Insider advice from Mark Mugliston, Residential Sales Manager, in his monthly column in the Diss Express.
What’s ailing the UK property market?
House price growth across the country has slowed to just 2.2%, according to the most recent Nationwide release. That’s a drop in real (after-inflation) terms. Meanwhile, transaction levels are falling – mortgage approvals dropped to their lowest level in three years at the end of 2017.
Could it be possible that you can go wrong with bricks and mortar?
Brexit is the go-to excuse for many, much as unseasonal weather is the go-to excuse for troubled fashion retailers.
But the reality is that the problems in the UK housing market are a lot bigger than Brexit. London has definitely been the hardest hit part of the UK housing market. At the high end, discounts on asking prices are at their highest levels since the financial crisis.
However, according to the most recent survey by the Royal Institution of Chartered Surveyors (RICS), activity is slowing across the country. You can put it down to Brexit or you can put it down to political uncertainty. Both of those might be affecting the higher end of the market, but there’s a much more specific reason for house prices to be struggling, and it’s one that isn’t going to change any time soon.
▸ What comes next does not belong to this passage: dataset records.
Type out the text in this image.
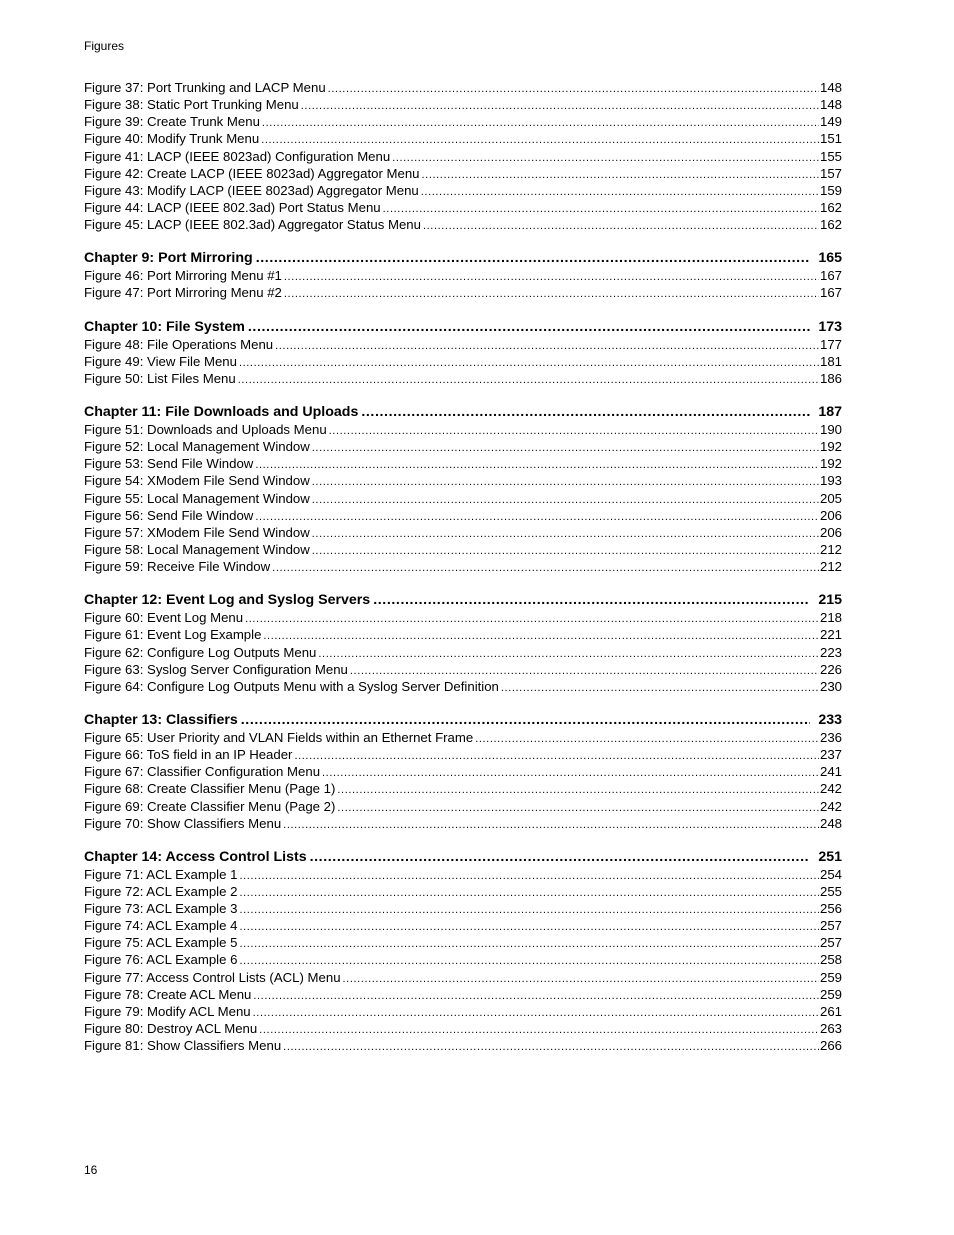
Figures
Figure 37: Port Trunking and LACP Menu .....	148
Figure 38: Static Port Trunking Menu .....	148
Figure 39: Create Trunk Menu .....	149
Figure 40: Modify Trunk Menu .....	151
Figure 41: LACP (IEEE 8023ad) Configuration Menu .....	155
Figure 42: Create LACP (IEEE 8023ad) Aggregator Menu .....	157
Figure 43: Modify LACP (IEEE 8023ad) Aggregator Menu .....	159
Figure 44: LACP (IEEE 802.3ad) Port Status Menu .....	162
Figure 45: LACP (IEEE 802.3ad) Aggregator Status Menu .....	162
Chapter 9: Port Mirroring .....	165
Figure 46: Port Mirroring Menu #1 .....	167
Figure 47: Port Mirroring Menu #2 .....	167
Chapter 10: File System .....	173
Figure 48: File Operations Menu .....	177
Figure 49: View File Menu .....	181
Figure 50: List Files Menu .....	186
Chapter 11: File Downloads and Uploads .....	187
Figure 51: Downloads and Uploads Menu .....	190
Figure 52: Local Management Window .....	192
Figure 53: Send File Window .....	192
Figure 54: XModem File Send Window .....	193
Figure 55: Local Management Window .....	205
Figure 56: Send File Window .....	206
Figure 57: XModem File Send Window .....	206
Figure 58: Local Management Window .....	212
Figure 59: Receive File Window .....	212
Chapter 12: Event Log and Syslog Servers .....	215
Figure 60: Event Log Menu .....	218
Figure 61: Event Log Example .....	221
Figure 62: Configure Log Outputs Menu .....	223
Figure 63: Syslog Server Configuration Menu .....	226
Figure 64: Configure Log Outputs Menu with a Syslog Server Definition .....	230
Chapter 13: Classifiers .....	233
Figure 65: User Priority and VLAN Fields within an Ethernet Frame .....	236
Figure 66: ToS field in an IP Header .....	237
Figure 67: Classifier Configuration Menu .....	241
Figure 68: Create Classifier Menu (Page 1) .....	242
Figure 69: Create Classifier Menu (Page 2) .....	242
Figure 70: Show Classifiers Menu .....	248
Chapter 14: Access Control Lists .....	251
Figure 71: ACL Example 1 .....	254
Figure 72: ACL Example 2 .....	255
Figure 73: ACL Example 3 .....	256
Figure 74: ACL Example 4 .....	257
Figure 75: ACL Example 5 .....	257
Figure 76: ACL Example 6 .....	258
Figure 77: Access Control Lists (ACL) Menu .....	259
Figure 78: Create ACL Menu .....	259
Figure 79: Modify ACL Menu .....	261
Figure 80: Destroy ACL Menu .....	263
Figure 81: Show Classifiers Menu .....	266
16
It’s the fact that one of the biggest and most powerful purchasing forces in the UK market of the past decade is being squeezed out of the market.
Between changes to buy-to-let taxation and higher levels of stamp duty, becoming a landlord is no longer seen as the sure route to riches it once was, and that is having a big impact on the UK property market. The additional rate of stamp duty on those buying second homes is one factor putting off would-be landlords. But more important is that the ability for higher-rate taxpayers to offset their mortgage interest payments against their tax bills is being withdrawn in stages. The squeeze began last year and it will be entirely withdrawn by April 2020.
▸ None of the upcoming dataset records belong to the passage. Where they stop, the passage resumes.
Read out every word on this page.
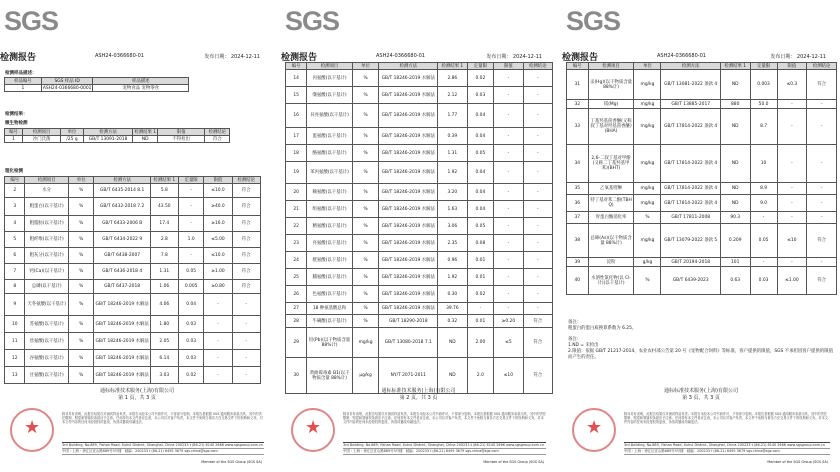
SGS
检测报告	ASH24-0366680-01	发布日期： 2024-12-11
检测样品描述：
样品编号	SGS 样品 ID	样品描述
1	ASH24-0366680-0001	宠物食品 宠物零食
检测结果：
微生物检测
编号	检测项目	单位	检测方法	检测结果 1	限值	检测结论
1	沙门氏菌	/25 g	GB/T 13091-2018	ND	不得检出	符合
理化检测
编号	检测项目	单位	检测方法	检测结果 1	定量限	限值	检测结论
2	水分	%	GB/T 6435-2014 8.1	5.8	-	≤10.0	符合
3	粗蛋白(以干基计)	%	GB/T 6432-2018 7.2	43.50	-	≥40.0	符合
4	粗脂肪(以干基计)	%	GB/T 6433-2006 B	17.4	-	≥16.0	符合
5	粗纤维(以干基计)	%	GB/T 6434-2022 9	2.8	1.0	≤5.00	符合
6	粗灰分(以干基计)	%	GB/T 6438-2007	7.8	-	≤10.0	符合
7	钙(Ca)(以干基计)	%	GB/T 6436-2018 4	1.31	0.05	≥1.00	符合
8	总磷(以干基计)	%	GB/T 6437-2018	1.06	0.005	≥0.80	符合
9	天冬氨酸(以干基计)	%	GB/T 18246-2019 水解法	4.06	0.04	-	-
10	苏氨酸(以干基计)	%	GB/T 18246-2019 水解法	1.80	0.03	-	-
11	丝氨酸(以干基计)	%	GB/T 18246-2019 水解法	2.05	0.03	-	-
12	谷氨酸(以干基计)	%	GB/T 18246-2019 水解法	6.14	0.03	-	-
13	甘氨酸(以干基计)	%	GB/T 18246-2019 水解法	3.03	0.02	-	-
通标标准技术服务(上海)有限公司
第 1 页，共 3 页
★
除非另有说明，此报告结果仅对测试样品负责。本报告未经本公司书面许可，不得部分复制。本报告是根据 SGS 通用服务条款出具，其中的责任限制、赔偿和管辖权条款应予注意。任何持有本文件者应注意，本公司仅对客户负责，本文件不免除当事各方在交易文件下的权利和义务。对本文件内容的任何未经授权的更改、伪造或篡改均属违法。
3rd Building, No.889, Yishan Road, Xuhui District, Shanghai, China 200233 t (86-21) 6140 2666 www.sgsgroup.com.cn
中国・上海・徐汇区宜山路889号3号楼　邮编：200233 f (86-21) 6495 3679 sgs.china@sgs.com
Member of the SGS Group (SGS SA)
SGS
检测报告	ASH24-0366680-01	发布日期： 2024-12-11
编号	检测项目	单位	检测方法	检测结果 1	定量限	限值	检测结论
14	丙氨酸(以干基计)	%	GB/T 18246-2019 水解法	2.86	0.02	-	-
15	缬氨酸(以干基计)	%	GB/T 18246-2019 水解法	2.12	0.03	-	-
16	异亮氨酸(以干基计)	%	GB/T 18246-2019 水解法	1.77	0.04	-	-
17	蛋氨酸(以干基计)	%	GB/T 18246-2019 水解法	0.39	0.04	-	-
18	酪氨酸(以干基计)	%	GB/T 18246-2019 水解法	1.31	0.05	-	-
19	苯丙氨酸(以干基计)	%	GB/T 18246-2019 水解法	1.92	0.04	-	-
20	赖氨酸(以干基计)	%	GB/T 18246-2019 水解法	3.20	0.04	-	-
21	组氨酸(以干基计)	%	GB/T 18246-2019 水解法	1.63	0.04	-	-
22	精氨酸(以干基计)	%	GB/T 18246-2019 水解法	3.06	0.05	-	-
23	亮氨酸(以干基计)	%	GB/T 18246-2019 水解法	2.35	0.08	-	-
24	胱氨酸(以干基计)	%	GB/T 18246-2019 水解法	0.96	0.01	-	-
25	脯氨酸(以干基计)	%	GB/T 18246-2019 水解法	1.92	0.01	-	-
26	色氨酸(以干基计)	%	GB/T 18246-2019 水解法	0.30	0.02	-	-
27	18 种氨基酸总和	%	GB/T 18246-2019 水解法	39.76	-	-	-
28	牛磺酸(以干基计)	%	GB/T 18290-2018	0.32	0.01	≥0.20	符合
29	铅(Pb)(以干物质含量 88%计)	mg/kg	GB/T 13080-2018 7.1	ND	2.00	≤5	符合
30	黄曲霉毒素 B1(以干物质含量 88%计)	μg/kg	NY/T 2071-2011	ND	2.0	≤10	符合
通标标准技术服务(上海)有限公司
第 2 页，共 3 页
★
除非另有说明，此报告结果仅对测试样品负责。本报告未经本公司书面许可，不得部分复制。本报告是根据 SGS 通用服务条款出具，其中的责任限制、赔偿和管辖权条款应予注意。任何持有本文件者应注意，本公司仅对客户负责，本文件不免除当事各方在交易文件下的权利和义务。对本文件内容的任何未经授权的更改、伪造或篡改均属违法。
3rd Building, No.889, Yishan Road, Xuhui District, Shanghai, China 200233 t (86-21) 6140 2666 www.sgsgroup.com.cn
中国・上海・徐汇区宜山路889号3号楼　邮编：200233 f (86-21) 6495 3679 sgs.china@sgs.com
Member of the SGS Group (SGS SA)
SGS
检测报告	ASH24-0366680-01	发布日期： 2024-12-11
编号	检测项目	单位	检测方法	检测结果 1	定量限	限值	检测结论
31	汞(Hg)(以干物质含量 88%计)	mg/kg	GB/T 13081-2022 条款 4	ND	0.003	≤0.3	符合
32	镁(Mg)	mg/kg	GB/T 13885-2017	880	50.0	-	-
33	丁基羟基茴香醚(又称叔丁基对羟基茴香醚)(BHA)	mg/kg	GB/T 17814-2022 条款 4	ND	8.7	-	-
34	2,6-二叔丁基对甲酚(又称二丁基羟基甲苯)(BHT)	mg/kg	GB/T 17814-2022 条款 4	ND	10	-	-
35	乙氧基喹啉	mg/kg	GB/T 17814-2022 条款 4	ND	8.9	-	-
36	特丁基对苯二酚(TBHQ)	mg/kg	GB/T 17814-2022 条款 4	ND	9.0	-	-
37	胃蛋白酶消化率	%	GB/T 17811-2008	90.3	-	-	-
38	总砷(As)(以干物质含量 88%计)	mg/kg	GB/T 13079-2022 条款 5	0.209	0.05	≤10	符合
39	淀粉	g/kg	GB/T 20194-2018	101	-	-	-
40	水溶性氯化物(以 Cl- 计)(以干基计)	%	GB/T 6439-2023	0.63	0.03	≤1.00	符合
备注：
粗蛋白的蛋白质换算系数为 6.25。
备注：
1.ND = 未检出
2.限值：依据 GB/T 21217-2014、农业农村部公告第 20 号《宠物配合饲料》等标准，客户提供的限值，SGS 不承担因客户提供的限值而产生的责任。
通标标准技术服务(上海)有限公司
第 3 页，共 3 页
★
除非另有说明，此报告结果仅对测试样品负责。本报告未经本公司书面许可，不得部分复制。本报告是根据 SGS 通用服务条款出具，其中的责任限制、赔偿和管辖权条款应予注意。任何持有本文件者应注意，本公司仅对客户负责，本文件不免除当事各方在交易文件下的权利和义务。对本文件内容的任何未经授权的更改、伪造或篡改均属违法。
3rd Building, No.889, Yishan Road, Xuhui District, Shanghai, China 200233 t (86-21) 6140 2666 www.sgsgroup.com.cn
中国・上海・徐汇区宜山路889号3号楼　邮编：200233 f (86-21) 6495 3679 sgs.china@sgs.com
Member of the SGS Group (SGS SA)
The upshot is that it’ll be far harder for landlords to make the sums add up.
A house-price crash seems unlikely – but a boom seems even less likely.
The potential good news is that this leaves the field open to owner-occupiers. The tricky bit is getting from where we are now to a point where those first-time buyers can actually afford to buy the property.
What will happen to prices? As long as interest rates stay relatively low, then the idea of a huge crash still seems unlikely. We’ve seen a small rise recently by the Bank of England and they could go up a bit higher from here and probably still not do too much damage.
But equally, there’s little reason to expect prices to rise. Whichever government runs the country for the next ten years or so, it’s clear that increasing housing supply is a major policy goal now. Interest rates can’t get much lower, so it’s hard to see how credit conditions can get any easier and physical property is going to remain a tempting target for taxation.
In market terms, most of the risk is to the downside. Just to be clear, we’d heartily welcome lower house prices and a more sensible UK housing market. Let’s just hope the adjustment happens gently enough for our financial system to cope.